Lewat acara press presentation pada 10 Juni lalu, kiprah Dena Rachman sebagai seorang wirausaha (entrepreneur) pun dimulai. Inilah babak baru seorang mantan artis cilik yang memilih jalur bisnis sebagai karier masa depannya. Mengusung merek Drama, akronim dari nama Dena Rachman, ia mengentak panggung fashion Tanah Air dengan koleksi sepatu unik yang memiliki struktur pyramid heels berwarna krom emas setinggi 11 cm. “Ini menjadi signature heels dari brand tersebut,” kata kelahiran 30 Agustus 1987 ini.

Dena Rachman

Dengan tajuk “3.0”, Drama meluncurkan koleksi perdana Spring/Summer 2015 dengan garis desain klasik tetapi ada sentuhan modern. Koleksi ini terdiri dari tiga bentuk pointy dan tiga bentuk round-toe dalam ragam pumps, mary jane, t-strap-ankle boots dan strappy sandals. Dengan bahan kulit asli, Drama mempersembahkan tampilan warna klasik seperti hitam, krem, cokelat, putih, merah marsala, dan emas. Dibanderol pada kisaran US$ 165-185, Dena ingin Drama memiliki branding yang kuat sebelum membuka toko. Rencananya, Drama akan dipamerkan juga dalam ajang Jakarta Fashion Week (JFW).
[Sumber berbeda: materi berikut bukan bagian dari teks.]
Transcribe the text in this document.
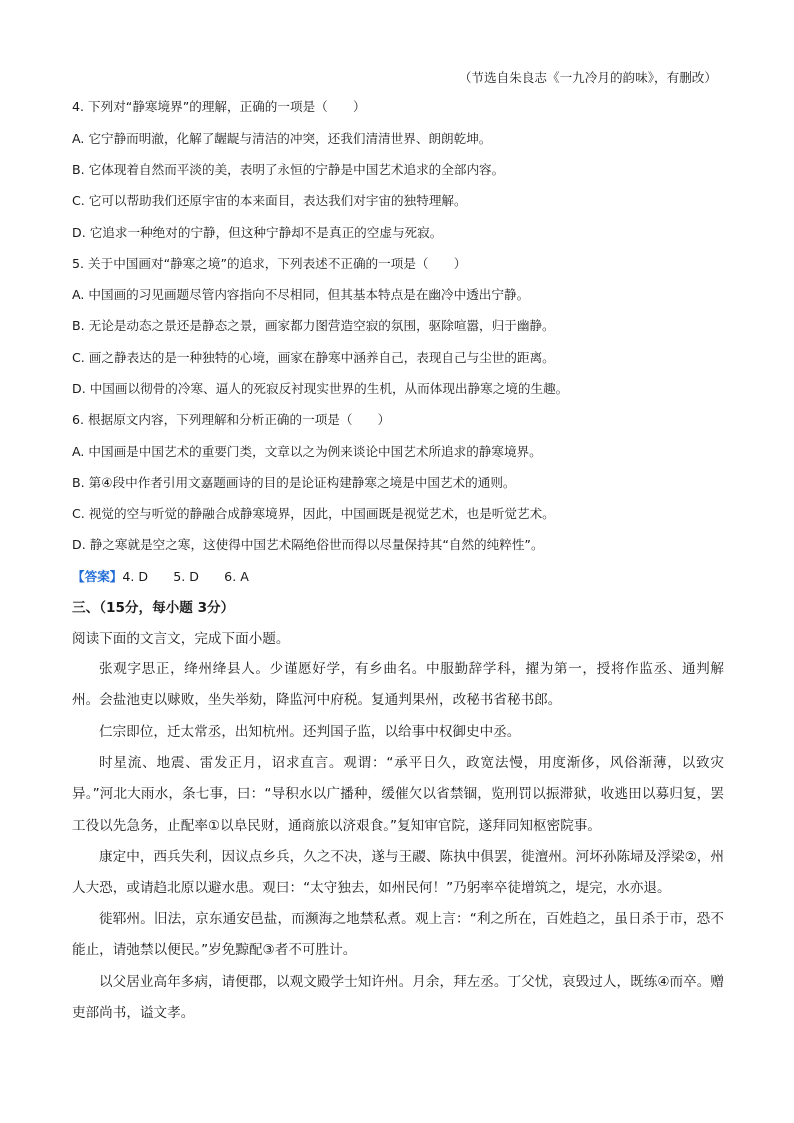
（节选自朱良志《一九冷月的韵味》，有删改）
4. 下列对“静寒境界”的理解，正确的一项是（　　）
A. 它宁静而明澈，化解了龌龊与清洁的冲突，还我们清清世界、朗朗乾坤。
B. 它体现着自然而平淡的美，表明了永恒的宁静是中国艺术追求的全部内容。
C. 它可以帮助我们还原宇宙的本来面目，表达我们对宇宙的独特理解。
D. 它追求一种绝对的宁静，但这种宁静却不是真正的空虚与死寂。
5. 关于中国画对“静寒之境”的追求，下列表述不正确的一项是（　　）
A. 中国画的习见画题尽管内容指向不尽相同，但其基本特点是在幽冷中透出宁静。
B. 无论是动态之景还是静态之景，画家都力图营造空寂的氛围，驱除喧嚣，归于幽静。
C. 画之静表达的是一种独特的心境，画家在静寒中涵养自己，表现自己与尘世的距离。
D. 中国画以彻骨的冷寒、逼人的死寂反衬现实世界的生机，从而体现出静寒之境的生趣。
6. 根据原文内容，下列理解和分析正确的一项是（　　）
A. 中国画是中国艺术的重要门类，文章以之为例来谈论中国艺术所追求的静寒境界。
B. 第④段中作者引用文嘉题画诗的目的是论证构建静寒之境是中国艺术的通则。
C. 视觉的空与听觉的静融合成静寒境界，因此，中国画既是视觉艺术，也是听觉艺术。
D. 静之寒就是空之寒，这使得中国艺术隔绝俗世而得以尽量保持其“自然的纯粹性”。
【答案】4. D　　5. D　　6. A
三、（15分，每小题 3分）
阅读下面的文言文，完成下面小题。
张观字思正，绛州绛县人。少谨愿好学，有乡曲名。中服勤辞学科，擢为第一，授将作监丞、通判解州。会盐池吏以赇败，坐失举劾，降监河中府税。复通判果州，改秘书省秘书郎。
仁宗即位，迁太常丞，出知杭州。还判国子监，以给事中权御史中丞。
时星流、地震、雷发正月，诏求直言。观谓：“承平日久，政宽法慢，用度渐侈，风俗渐薄，以致灾异。”河北大雨水，条七事，曰：“导积水以广播种，缓催欠以省禁锢，览刑罚以振滞狱，收逃田以募归复，罢工役以先急务，止配率①以阜民财，通商旅以济艰食。”复知审官院，遂拜同知枢密院事。
康定中，西兵失利，因议点乡兵，久之不决，遂与王鬷、陈执中俱罢，徙澶州。河坏孙陈埽及浮梁②，州人大恐，或请趋北原以避水患。观曰：“太守独去，如州民何！”乃躬率卒徒增筑之，堤完，水亦退。
徙郓州。旧法，京东通安邑盐，而濒海之地禁私煮。观上言：“利之所在，百姓趋之，虽日杀于市，恐不能止，请弛禁以便民。”岁免黥配③者不可胜计。
以父居业高年多病，请便郡，以观文殿学士知许州。月余，拜左丞。丁父忧，哀毁过人，既练④而卒。赠吏部尚书，谥文孝。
“Saya melihat ada peluang di bisnis sepatu,” kata Dena perihal ketertarikannya terjun di bisnis sepatu. Menggandeng rekannya, Anggie Kinanti Akbar, ia pun memberanikan diri ikut meramaikan pasar sepatu lokal. “Saya dan Anggie sepakat membuat bisnis sepatu ini. Sejauh ini saya menjadi creative director, sedangkan rekan saya lebih ke sales, marketing dan finance. Untuk bagian produksi, kami merekrut secara outsource,” paparnya.

Dalam pandangannya, masih sedikit wirausaha di Indonesia yang membuat sepatu, khususnya yang memiliki hak tinggi (high heels). Pasar masih didominasi fashion di kategori pakaian dan aksesori. Karena itu, usai menyelesaikan pendidikan S-2 Administrasi Bisnis di University of Bologna, Italia, dengan konsentrasi pada fashion & luxury goods, ia mantap melangkahkan kaki sebagai wirausaha. Terlebih, ia mengaku penggila sepatu dan sempat bekerja untuk salah satu merek sepatu desainer Italia.

Sejak awal, Dena memang memiliki impian menjadi wirausaha. Saat mengambil kuliah S-1 di Fakultas Ilmu Sosial dan Politik Universitas Indonesia, ia memilih Jurusan Komunikasi. “Saya sudah banyak belajar mengenai marketing communication,” ujar Dena yang sempat bekerja di sebuah agensi komunikasi pemasaran. Karena ingin fokus di bisnis, ia pun terbang ke Italia untuk mengambil program S-2. “Selesai kuliah bisnis, keinginan saya untuk membuka usaha semakin besar, apalagi saya sudah mendapat ilmu, pengalaman dan cukup modal. Akhirnya, saya memberanikan diri untuk langsung membuka bisnis produk sepatu,” katanya.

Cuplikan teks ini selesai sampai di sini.